Naturally this sort of switch and bait advertising is banned in NSW and South Australia. But the petrol pirates argue that if they had to change the signs the price of petrol would have to go up. “And,” said a spokesman, “we couldn’t find a single complaint on file from a confused customer.”
Hmmm. In 2012, a meeting of Australian and New Zealand consumer ministers was told 92 per cent of motorists “indicated that they check the price of fuel on the price board before they enter a fuel station”. At the same meeting, they were told “a survey of over 800 respondents indicated that 54 per cent had driven into a service station expecting a certain price only to discover it was more expensive, including where a discounted price had been advertised”. Of course they wouldn’t complain because they know nothing would happen.

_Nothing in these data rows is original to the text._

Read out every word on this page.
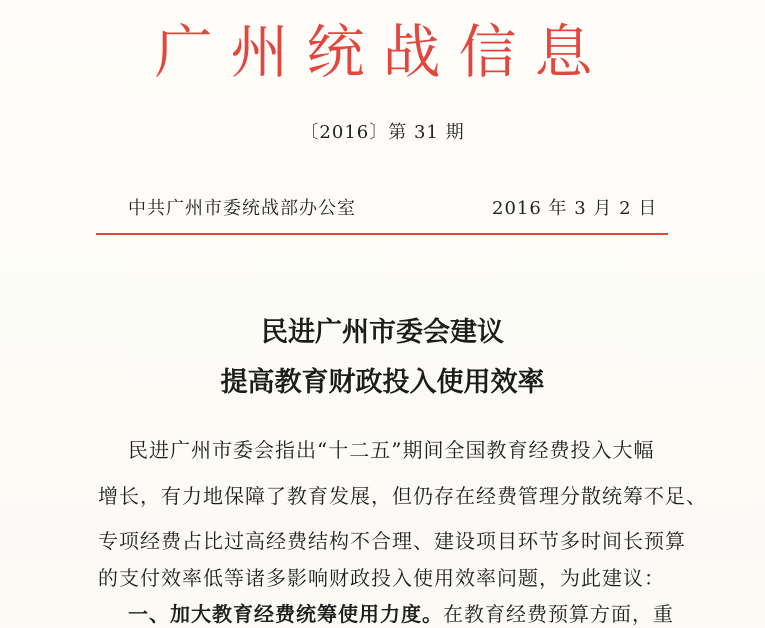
广州统战信息
〔2016〕第 31 期
中共广州市委统战部办公室	2016 年 3 月 2 日
民进广州市委会建议
提高教育财政投入使用效率
民进广州市委会指出“十二五”期间全国教育经费投入大幅
增长，有力地保障了教育发展，但仍存在经费管理分散统筹不足、
专项经费占比过高经费结构不合理、建设项目环节多时间长预算
的支付效率低等诸多影响财政投入使用效率问题，为此建议：
一、加大教育经费统筹使用力度。在教育经费预算方面，重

But after telling us the Australian Competition and Consumer Commission was happy with their petrol prices, ACCC boss Rod Sims this month ‘‘slammed petrol companies for failing to pass on low oil prices to motorists’’. Sims told this paper that the market is not working as competitively ‘‘as we would like it to due to lack of robust competition. Retailers’ margins were 6 or 7 cents a litre too high and international refiners’ margins were 20 cents compared to the usual 7 cents a litre’’. And Simmsy didn’t mention the price of Singapore crude or Baltic exchange rates once. But of course our former friends in the big privatised motoring organisations did as they defended the petrol pirates.
Naturally, this is a perfect segue to Jerry Seinfeld’s auction of three of his 46 Porsches, which are part of his 100-car collection. If I remember right, Seinfeld kept the three porkers in his three-storey underground garage on the Upper West Side. The star of the YouTube car-porn show Comedians in Cars Getting Coffee is expecting about $14 million for the fleet when Dave Gooding auctions them in March.

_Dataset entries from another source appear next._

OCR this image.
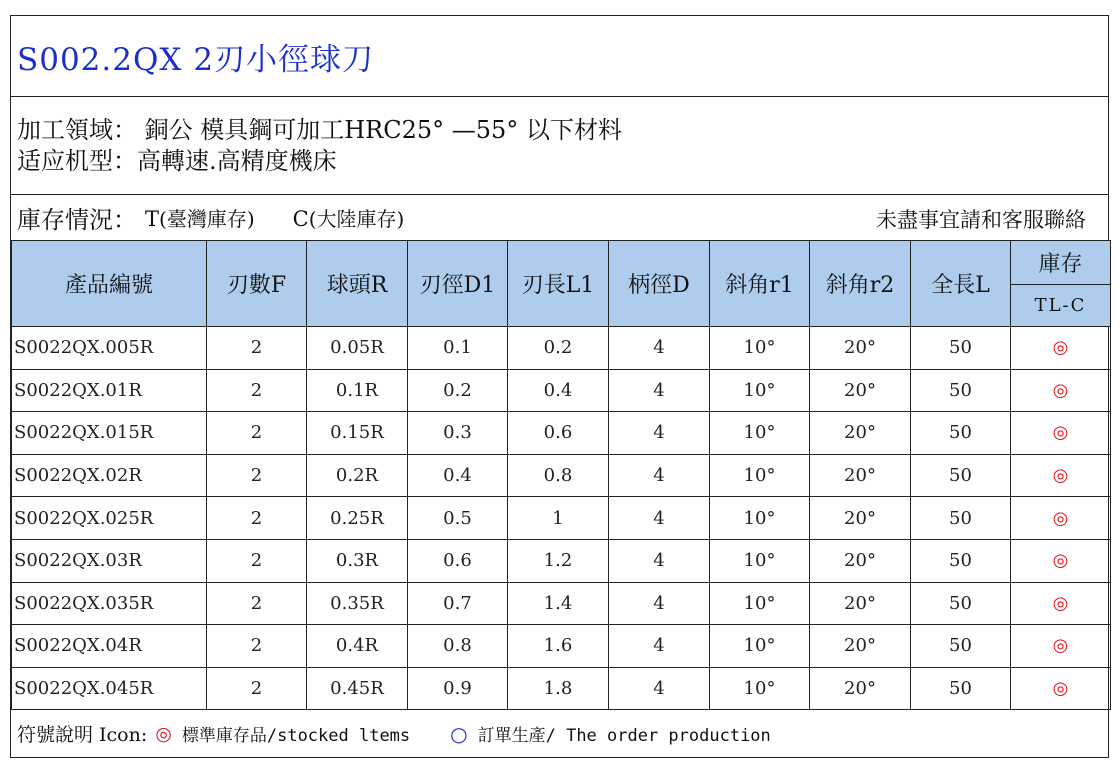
S002.2QX 2刃小徑球刀
加工領域： 銅公 模具鋼可加工HRC25° —55° 以下材料
适应机型：高轉速.高精度機床
庫存情況： T(臺灣庫存) C(大陸庫存)	未盡事宜請和客服聯絡
產品編號	刃數F	球頭R	刃徑D1	刃長L1	柄徑D	斜角r1	斜角r2	全長L	庫存
									TL-C
S0022QX.005R	2	0.05R	0.1	0.2	4	10°	20°	50	◎
S0022QX.01R	2	0.1R	0.2	0.4	4	10°	20°	50	◎
S0022QX.015R	2	0.15R	0.3	0.6	4	10°	20°	50	◎
S0022QX.02R	2	0.2R	0.4	0.8	4	10°	20°	50	◎
S0022QX.025R	2	0.25R	0.5	1	4	10°	20°	50	◎
S0022QX.03R	2	0.3R	0.6	1.2	4	10°	20°	50	◎
S0022QX.035R	2	0.35R	0.7	1.4	4	10°	20°	50	◎
S0022QX.04R	2	0.4R	0.8	1.6	4	10°	20°	50	◎
S0022QX.045R	2	0.45R	0.9	1.8	4	10°	20°	50	◎
符號說明 Icon: ◎ 標準庫存品/stocked ltems ○ 訂單生產/ The order production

Everyone is excited about the 1955 550 Spyder ($8m) but not being a 356 person I will be bidding on the yellow 1974 Porsche 911 Carrera 3.0 RSR race car (pictured) once driven by Revlon heir Peter Revson ($2.2m). If you weren’t factory-sponsored but simply a rich gentleperson wanting to run around Le Mans, the RSR was your only option. Gooding sold two of these for $1.8 million last year but you will pay extra for Seinfeld’s and Revson’s ownership.
Certainly, these three are a little out of the league of Jerry, Eileen and George. In Seinfeld they drove Escorts, BMWs and the very famous Cadillac Coupe de Ville.